Reality Check Check: 2005
Das Jahr 2005 hat aus der Perspektive von 1996 viel zu bieten: Computer spielen Schach, das Schweinchen spendet seine Niere und Office kommt aus der Steckdose. Am Ende räumt der Roboter den ganzen Dreck weg.
Das Glücksschweinchen des Jahres 2005 besteht jedenfalls nicht aus Marzipan, sondern aus feinen transplantierbaren Organen, meinten die Experten von "Reality Check". Die Vorhersage aus dem medizinischen Bereich war, wie immer, viel zu optimistisch. Wahrscheinlich deshalb, weil die befragten Experten auf die Aussagen von Medizinern zurückgriffen, die alle am Forschungsmittel-Tropf hängen.
Futuristisch wie eine Kaffeemaschine mit Internet-Anschluss, exotisch wie ein Rootkit beim Zahnarzt: Unsere kurze Serie stellt eine Auswahl von Zukunftsvisionen vor, die 1996 in dem Hardwired-Band "Reality Check" veröffentlicht wurden.
Heute: 2005.
Ein Computerprogramm besiegt einen menschlichen Schachmeister
"Bis 2005 wird ein Computer Schachweltmeister sein", heißt es in "Reality Check", wo auch schon das erste Match zwischen Garri Kasparow und IBMs Deep Blue von 1996 zitiert wird. Dieses Match hatte der russische Champion noch gewinnen können.

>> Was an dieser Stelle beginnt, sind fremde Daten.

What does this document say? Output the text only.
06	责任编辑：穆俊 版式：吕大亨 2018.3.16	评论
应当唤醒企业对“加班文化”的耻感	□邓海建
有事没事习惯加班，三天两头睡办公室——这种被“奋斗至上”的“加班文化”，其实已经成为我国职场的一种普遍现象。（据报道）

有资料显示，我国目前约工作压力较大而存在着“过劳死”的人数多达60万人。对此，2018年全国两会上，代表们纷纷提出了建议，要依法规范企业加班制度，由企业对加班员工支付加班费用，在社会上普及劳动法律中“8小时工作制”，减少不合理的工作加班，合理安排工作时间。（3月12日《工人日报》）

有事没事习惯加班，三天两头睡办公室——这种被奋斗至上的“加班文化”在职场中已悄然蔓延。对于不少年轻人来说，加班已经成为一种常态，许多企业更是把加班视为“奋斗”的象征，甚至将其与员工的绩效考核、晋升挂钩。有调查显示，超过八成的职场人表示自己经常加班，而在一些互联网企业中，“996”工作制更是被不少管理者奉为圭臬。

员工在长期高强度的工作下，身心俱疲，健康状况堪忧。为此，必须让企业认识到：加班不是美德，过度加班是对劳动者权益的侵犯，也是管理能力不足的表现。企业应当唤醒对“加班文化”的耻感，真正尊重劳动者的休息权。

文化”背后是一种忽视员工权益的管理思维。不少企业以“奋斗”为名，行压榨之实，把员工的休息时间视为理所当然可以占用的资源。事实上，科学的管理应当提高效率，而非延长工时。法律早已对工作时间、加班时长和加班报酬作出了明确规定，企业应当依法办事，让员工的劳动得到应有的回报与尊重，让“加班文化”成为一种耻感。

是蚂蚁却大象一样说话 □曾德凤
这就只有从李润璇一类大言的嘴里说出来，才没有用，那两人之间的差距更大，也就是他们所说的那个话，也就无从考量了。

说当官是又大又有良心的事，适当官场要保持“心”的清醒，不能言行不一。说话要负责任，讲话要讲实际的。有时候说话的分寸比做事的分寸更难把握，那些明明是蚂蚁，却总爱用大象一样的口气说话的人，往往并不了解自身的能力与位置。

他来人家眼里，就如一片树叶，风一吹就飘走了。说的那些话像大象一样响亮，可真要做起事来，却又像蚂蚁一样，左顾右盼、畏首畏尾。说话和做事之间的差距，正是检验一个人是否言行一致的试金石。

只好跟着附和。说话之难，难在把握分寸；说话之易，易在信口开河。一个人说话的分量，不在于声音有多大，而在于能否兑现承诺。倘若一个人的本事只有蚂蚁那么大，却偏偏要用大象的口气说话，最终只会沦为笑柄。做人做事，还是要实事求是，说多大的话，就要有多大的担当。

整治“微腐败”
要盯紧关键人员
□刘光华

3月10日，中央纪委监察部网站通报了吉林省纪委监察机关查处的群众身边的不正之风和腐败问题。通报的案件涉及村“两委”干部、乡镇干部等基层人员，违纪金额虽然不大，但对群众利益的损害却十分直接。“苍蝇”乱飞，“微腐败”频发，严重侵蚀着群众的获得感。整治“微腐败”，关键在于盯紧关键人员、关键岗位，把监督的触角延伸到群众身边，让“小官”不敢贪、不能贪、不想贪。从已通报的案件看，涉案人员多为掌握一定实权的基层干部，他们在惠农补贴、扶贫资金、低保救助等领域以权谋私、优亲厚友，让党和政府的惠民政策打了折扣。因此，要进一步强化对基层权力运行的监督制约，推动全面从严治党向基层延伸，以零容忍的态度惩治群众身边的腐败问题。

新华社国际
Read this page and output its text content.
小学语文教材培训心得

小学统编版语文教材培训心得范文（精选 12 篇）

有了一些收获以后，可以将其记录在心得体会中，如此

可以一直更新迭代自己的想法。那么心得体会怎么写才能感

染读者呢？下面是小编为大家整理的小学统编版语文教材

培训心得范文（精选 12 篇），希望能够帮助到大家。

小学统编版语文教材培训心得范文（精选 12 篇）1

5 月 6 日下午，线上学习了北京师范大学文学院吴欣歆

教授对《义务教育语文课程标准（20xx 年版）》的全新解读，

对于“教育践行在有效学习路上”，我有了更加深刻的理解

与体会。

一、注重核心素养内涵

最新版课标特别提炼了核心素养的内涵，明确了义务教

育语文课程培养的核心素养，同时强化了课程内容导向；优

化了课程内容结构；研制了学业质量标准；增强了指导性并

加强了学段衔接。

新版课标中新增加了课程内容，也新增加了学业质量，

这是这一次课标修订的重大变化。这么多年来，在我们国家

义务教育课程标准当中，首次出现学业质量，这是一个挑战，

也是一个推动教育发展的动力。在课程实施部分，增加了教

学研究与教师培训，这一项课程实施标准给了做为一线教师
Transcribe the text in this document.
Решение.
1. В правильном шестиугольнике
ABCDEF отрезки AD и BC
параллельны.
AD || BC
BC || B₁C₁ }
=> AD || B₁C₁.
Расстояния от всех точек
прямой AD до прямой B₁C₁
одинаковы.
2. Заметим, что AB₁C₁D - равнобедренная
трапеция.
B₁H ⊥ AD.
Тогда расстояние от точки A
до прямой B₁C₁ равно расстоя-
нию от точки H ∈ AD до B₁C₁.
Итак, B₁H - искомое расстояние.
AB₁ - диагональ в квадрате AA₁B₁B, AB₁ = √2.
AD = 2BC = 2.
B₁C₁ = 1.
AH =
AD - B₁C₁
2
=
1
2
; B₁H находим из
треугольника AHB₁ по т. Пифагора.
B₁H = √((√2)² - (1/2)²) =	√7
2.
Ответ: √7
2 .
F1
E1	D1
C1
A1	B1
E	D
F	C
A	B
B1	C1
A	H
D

Kasparow verlor aber bereits 1997 gegen eine Deeper Blue genannte verbesserte Version des IBM-Rechners und war damit der erste menschliche Schachweltmeister, der sich einem Computer geschlagen geben musste.
Gut, Computer können mittlerweile besser Schach spielen als Menschen. Aber erst wenn sie auch im Go jeden Großmeister schlagen, sollten wir allmählich anfangen, uns wirklich Sorgen zu machen.
Tiere als Organspender für Menschen
"Bis 2005 werden speziesübergreifende Organtransplantationen zwar noch nicht alltäglich sein, aber sie werden das Leben einiger weniger Menschen verlängert haben."
Die Autoren von "Reality Check" waren auch hier zu optimistisch. Auf dem letzten Symposium der Deutschen Arbeitsgemeinschaft für Xenotransplantation im Juni 2006 berichteten führende Wissenschaftler vom Stand der Forschung in Sachen Organtransplantation von Tieren auf Menschen.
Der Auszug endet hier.